La speranza non è più una virtù

Da LogicaUnitaria.

Uno degli ultimi insegnamenti della psicoanalista Silvia Montefoschi è che non bisogna nutrire vane speranze.

La speranza è legata infatti allo spazio-tempo ma nostro obiettivo è proprio uscire dallo spazio-tempo in un vero e proprio esodo come quello degli ebrei, il vecchio popolo eletto, dall'Egitto, dunque sarebbe un controsenso continuare ad alimentare lo spazio-tempo tramite la speranza.

Dunque: senza speranza.

Vivere senza speranza.

La questione si risolverà da sè senza alcuna necessità di sperare alcunchè.
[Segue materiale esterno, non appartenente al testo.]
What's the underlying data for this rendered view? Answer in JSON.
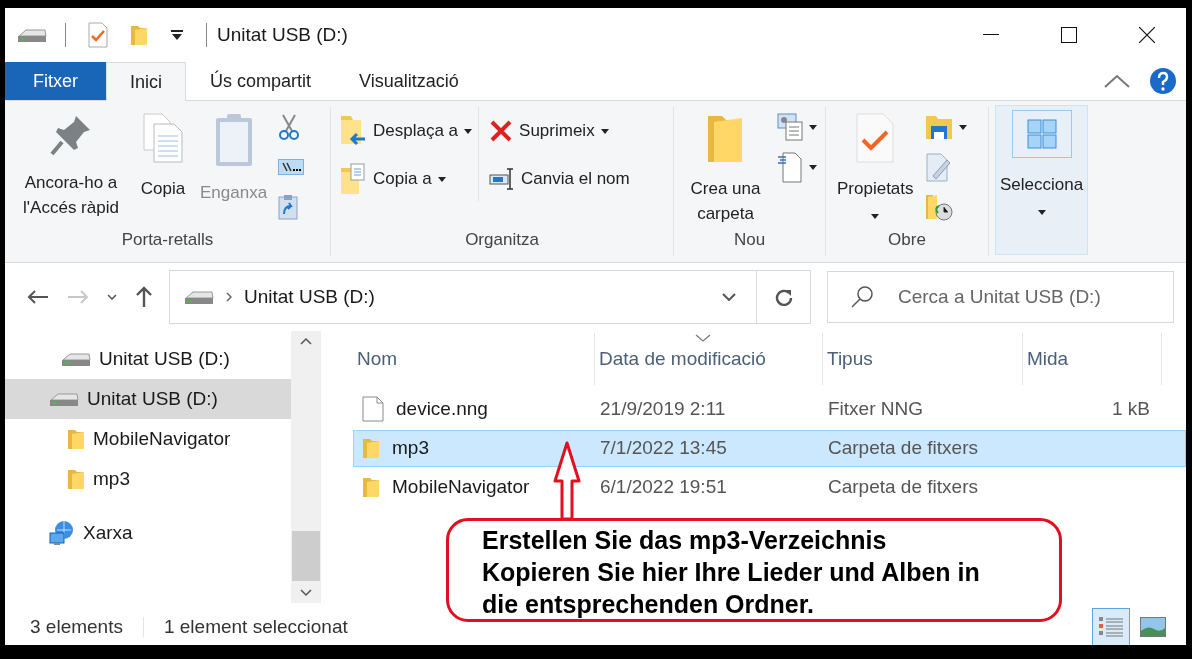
{
  "window": {
    "title": "Unitat USB (D:)"
  },
  "ribbon_tabs": [
    {
      "label": "Fitxer",
      "kind": "file",
      "selected": false
    },
    {
      "label": "Inici",
      "kind": "tab",
      "selected": true
    },
    {
      "label": "Ús compartit",
      "kind": "tab",
      "selected": false
    },
    {
      "label": "Visualització",
      "kind": "tab",
      "selected": false
    }
  ],
  "ribbon_groups": [
    {
      "label": "Porta-retalls",
      "items": [
        {
          "kind": "large",
          "label": "Ancora-ho a l'Accés ràpid",
          "dropdown": false,
          "disabled": false
        },
        {
          "kind": "large",
          "label": "Copia",
          "dropdown": false,
          "disabled": false
        },
        {
          "kind": "large",
          "label": "Enganxa",
          "dropdown": false,
          "disabled": true
        },
        {
          "kind": "stack",
          "commands": [
            {
              "dropdown": false,
              "disabled": false
            },
            {
              "dropdown": false,
              "disabled": false
            },
            {
              "dropdown": false,
              "disabled": false
            }
          ]
        }
      ]
    },
    {
      "label": "Organitza",
      "items": [
        {
          "kind": "stack",
          "commands": [
            {
              "label": "Desplaça a",
              "dropdown": true,
              "disabled": false
            },
            {
              "label": "Copia a",
              "dropdown": true,
              "disabled": false
            }
          ]
        },
        {
          "kind": "stack",
          "commands": [
            {
              "label": "Suprimeix",
              "dropdown": true,
              "disabled": false
            },
            {
              "label": "Canvia el nom",
              "dropdown": false,
              "disabled": false
            }
          ]
        }
      ]
    },
    {
      "label": "Nou",
      "items": [
        {
          "kind": "large",
          "label": "Crea una carpeta",
          "dropdown": false,
          "disabled": false
        },
        {
          "kind": "stack",
          "commands": [
            {
              "dropdown": true,
              "disabled": false
            },
            {
              "dropdown": true,
              "disabled": false
            }
          ]
        }
      ]
    },
    {
      "label": "Obre",
      "items": [
        {
          "kind": "large",
          "label": "Propietats",
          "dropdown": true,
          "disabled": false
        },
        {
          "kind": "stack",
          "commands": [
            {
              "dropdown": true,
              "disabled": false
            },
            {
              "dropdown": false,
              "disabled": false
            },
            {
              "dropdown": false,
              "disabled": false
            }
          ]
        }
      ]
    },
    {
      "items": [
        {
          "kind": "large",
          "label": "Selecciona",
          "dropdown": true,
          "disabled": false,
          "selected": true
        }
      ]
    }
  ],
  "navigation": {
    "back_disabled": false,
    "forward_disabled": true,
    "address": "Unitat USB (D:)",
    "search": {
      "placeholder": "Cerca a Unitat USB (D:)"
    }
  },
  "sidebar": {
    "items": [
      {
        "label": "Unitat USB (D:)",
        "kind": "drive",
        "selected": false
      },
      {
        "label": "Unitat USB (D:)",
        "kind": "drive",
        "selected": true,
        "children": [
          {
            "label": "MobileNavigator",
            "kind": "folder",
            "selected": false
          },
          {
            "label": "mp3",
            "kind": "folder",
            "selected": false
          }
        ]
      },
      {
        "label": "Xarxa",
        "kind": "network",
        "selected": false
      }
    ]
  },
  "file_list": {
    "columns": [
      {
        "label": "Nom",
        "sorted": false
      },
      {
        "label": "Data de modificació",
        "sorted": true
      },
      {
        "label": "Tipus",
        "sorted": false
      },
      {
        "label": "Mida",
        "sorted": false
      }
    ],
    "rows": [
      {
        "kind": "file",
        "name": "device.nng",
        "modified": "21/9/2019 2:11",
        "type": "Fitxer NNG",
        "size": "1 kB",
        "selected": false
      },
      {
        "kind": "folder",
        "name": "mp3",
        "modified": "7/1/2022 13:45",
        "type": "Carpeta de fitxers",
        "selected": true
      },
      {
        "kind": "folder",
        "name": "MobileNavigator",
        "modified": "6/1/2022 19:51",
        "type": "Carpeta de fitxers",
        "selected": false
      }
    ]
  },
  "status_bar": {
    "item_count": "3 elements",
    "selection": "1 element seleccionat",
    "views": [
      {
        "kind": "details",
        "selected": true
      },
      {
        "kind": "large_icons",
        "selected": false
      }
    ]
  },
  "callout": {
    "text": "Erstellen Sie das mp3-Verzeichnis\nKopieren Sie hier Ihre Lieder und Alben in\ndie entsprechenden Ordner."
  }
}
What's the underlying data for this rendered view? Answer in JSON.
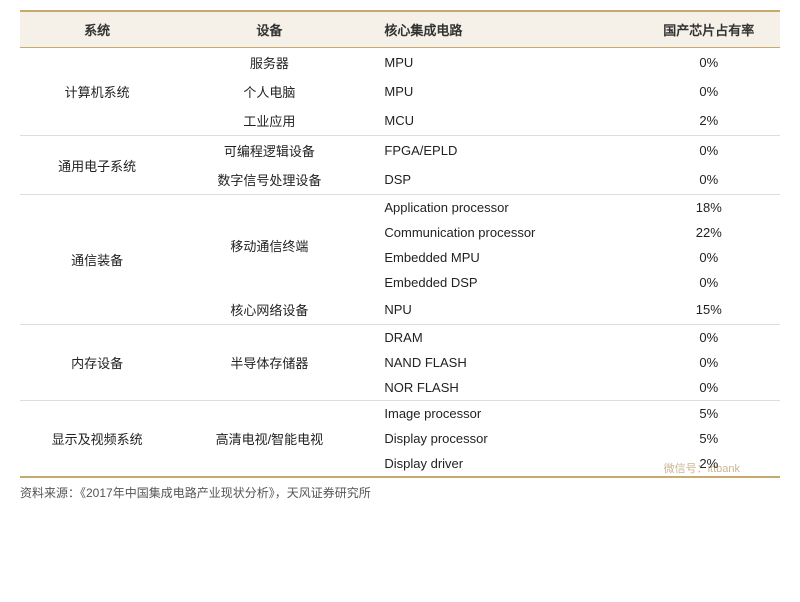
{
  "table": {
    "headers": [
      "系统",
      "设备",
      "核心集成电路",
      "国产芯片占有率"
    ],
    "rows": [
      {
        "system": "计算机系统",
        "device": "服务器",
        "chip": "MPU",
        "rate": "0%",
        "system_rowspan": 3,
        "device_rowspan": 1
      },
      {
        "system": "",
        "device": "个人电脑",
        "chip": "MPU",
        "rate": "0%"
      },
      {
        "system": "",
        "device": "工业应用",
        "chip": "MCU",
        "rate": "2%"
      },
      {
        "system": "通用电子系统",
        "device": "可编程逻辑设备",
        "chip": "FPGA/EPLD",
        "rate": "0%",
        "system_rowspan": 2
      },
      {
        "system": "",
        "device": "数字信号处理设备",
        "chip": "DSP",
        "rate": "0%"
      },
      {
        "system": "通信装备",
        "device": "移动通信终端",
        "chip": "Application processor",
        "rate": "18%",
        "system_rowspan": 6,
        "device_rowspan": 4
      },
      {
        "system": "",
        "device": "",
        "chip": "Communication processor",
        "rate": "22%"
      },
      {
        "system": "",
        "device": "",
        "chip": "Embedded MPU",
        "rate": "0%"
      },
      {
        "system": "",
        "device": "",
        "chip": "Embedded DSP",
        "rate": "0%"
      },
      {
        "system": "",
        "device": "核心网络设备",
        "chip": "NPU",
        "rate": "15%",
        "device_rowspan": 1
      },
      {
        "system": "内存设备",
        "device": "半导体存储器",
        "chip": "DRAM",
        "rate": "0%",
        "system_rowspan": 3,
        "device_rowspan": 3
      },
      {
        "system": "",
        "device": "",
        "chip": "NAND FLASH",
        "rate": "0%"
      },
      {
        "system": "",
        "device": "",
        "chip": "NOR FLASH",
        "rate": "0%"
      },
      {
        "system": "显示及视频系统",
        "device": "高清电视/智能电视",
        "chip": "Image processor",
        "rate": "5%",
        "system_rowspan": 3,
        "device_rowspan": 3
      },
      {
        "system": "",
        "device": "",
        "chip": "Display processor",
        "rate": "5%"
      },
      {
        "system": "",
        "device": "",
        "chip": "Display driver",
        "rate": "2%"
      }
    ]
  },
  "footer": "资料来源：《2017年中国集成电路产业现状分析》，天风证券研究所",
  "watermark": "微信号：ittbank"
}
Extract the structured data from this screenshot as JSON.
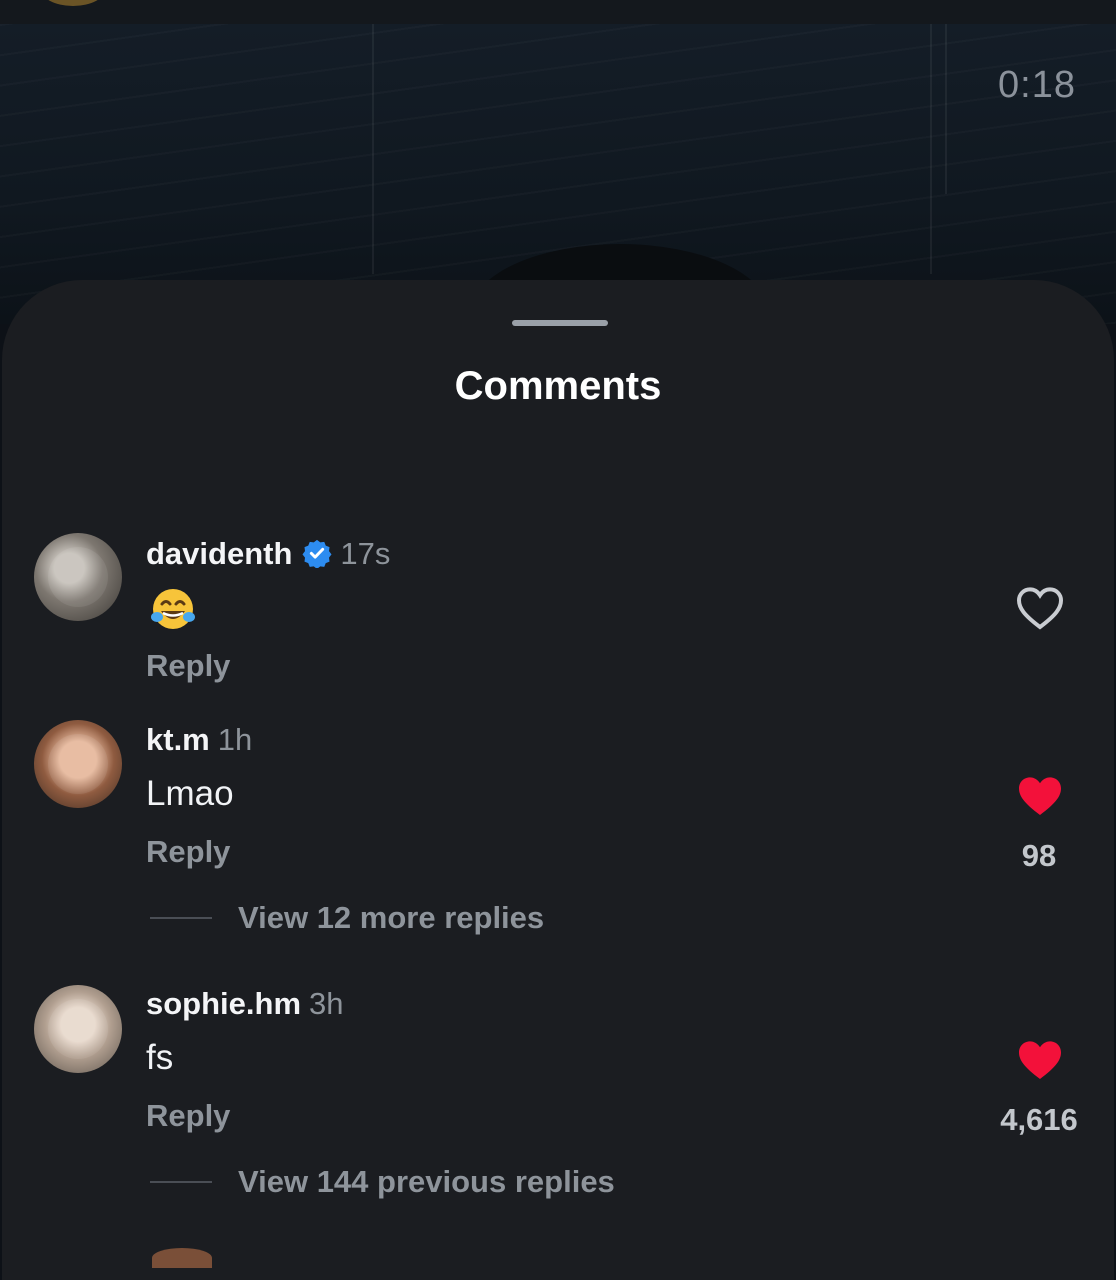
{
  "video": {
    "timestamp": "0:18"
  },
  "sheet": {
    "title": "Comments"
  },
  "comments": [
    {
      "username": "davidenth",
      "verified": true,
      "age": "17s",
      "text": "😂",
      "reply_label": "Reply",
      "liked": false,
      "likes": ""
    },
    {
      "username": "kt.m",
      "verified": false,
      "age": "1h",
      "text": "Lmao",
      "reply_label": "Reply",
      "liked": true,
      "likes": "98",
      "thread_label": "View 12 more replies"
    },
    {
      "username": "sophie.hm",
      "verified": false,
      "age": "3h",
      "text": "fs",
      "reply_label": "Reply",
      "liked": true,
      "likes": "4,616",
      "thread_label": "View 144 previous replies"
    }
  ],
  "colors": {
    "like_active": "#f3113a",
    "verified": "#2d8cf0",
    "sheet_bg": "#1b1d21"
  },
  "icons": {
    "like": "heart-icon",
    "verified": "verified-badge-icon",
    "handle": "drag-handle"
  }
}
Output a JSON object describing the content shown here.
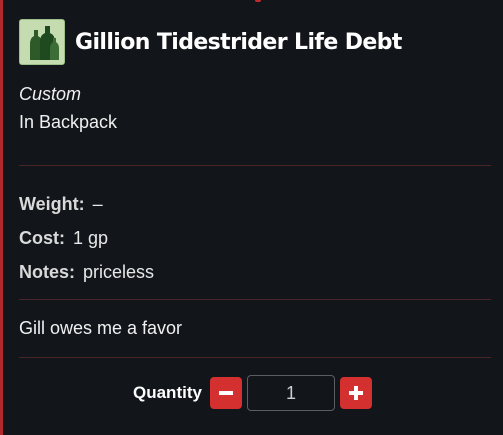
{
  "item": {
    "name": "Gillion Tidestrider Life Debt",
    "icon": "green-bottles-icon",
    "subtype": "Custom",
    "location": "In Backpack"
  },
  "properties": {
    "weight_label": "Weight:",
    "weight_value": "–",
    "cost_label": "Cost:",
    "cost_value": "1 gp",
    "notes_label": "Notes:",
    "notes_value": "priceless"
  },
  "description": "Gill owes me a favor",
  "quantity": {
    "label": "Quantity",
    "value": "1",
    "decrement_icon": "minus-icon",
    "increment_icon": "plus-icon"
  },
  "colors": {
    "background": "#12161b",
    "accent": "#b3282d",
    "button": "#d4302f",
    "divider": "#4a2528"
  }
}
Gli ultimi scritti della psicoanalista, in particolare "La rivoluzione radicale del reale" del 1996, testimoniano in questo senso.

Queste riflessioni della psicoanalista tuttavia mi riportano alla mente quanto la mia interlocutrice dell'Aldilà, Thérèse Martin, scriveva già alla fine del 1800 e cioè, Lei diceva, ovviamente in una cornice di senso ancora vetero cattolico per certi aspetti più superficiali, in quanto in verità era già avanti nei tempi ossia inattuale proprio come Nietzsche suo contemporaneo: "noi non abbiamo più necessità nè della fede nè della speranza ma l'amore ci è più che sufficiente."

Roba da far gridare all'eresia e invece la chiesa ufficiale l'ha fatta "Dottore" o forse è stata costretta a farla dottore: sappiamo infatti come è andata la storia della sua canonizzazione e poi quella della nomina a 32° dottore, tralaltro tutti maschi a parte Lei, Teresa d'Avila e Caterina da Siena.

In Teresina ci sono altre eresie ma mi fermo qui: la spiegazione è che lei si basava sull'esperienza mistica concreta e non su insegnamenti già precotti.

E in effetti molti esponenti della chiesa erano contrari a darle così tanta importanza, il fatto è che è la sincronicità che comanda tutto e tutti.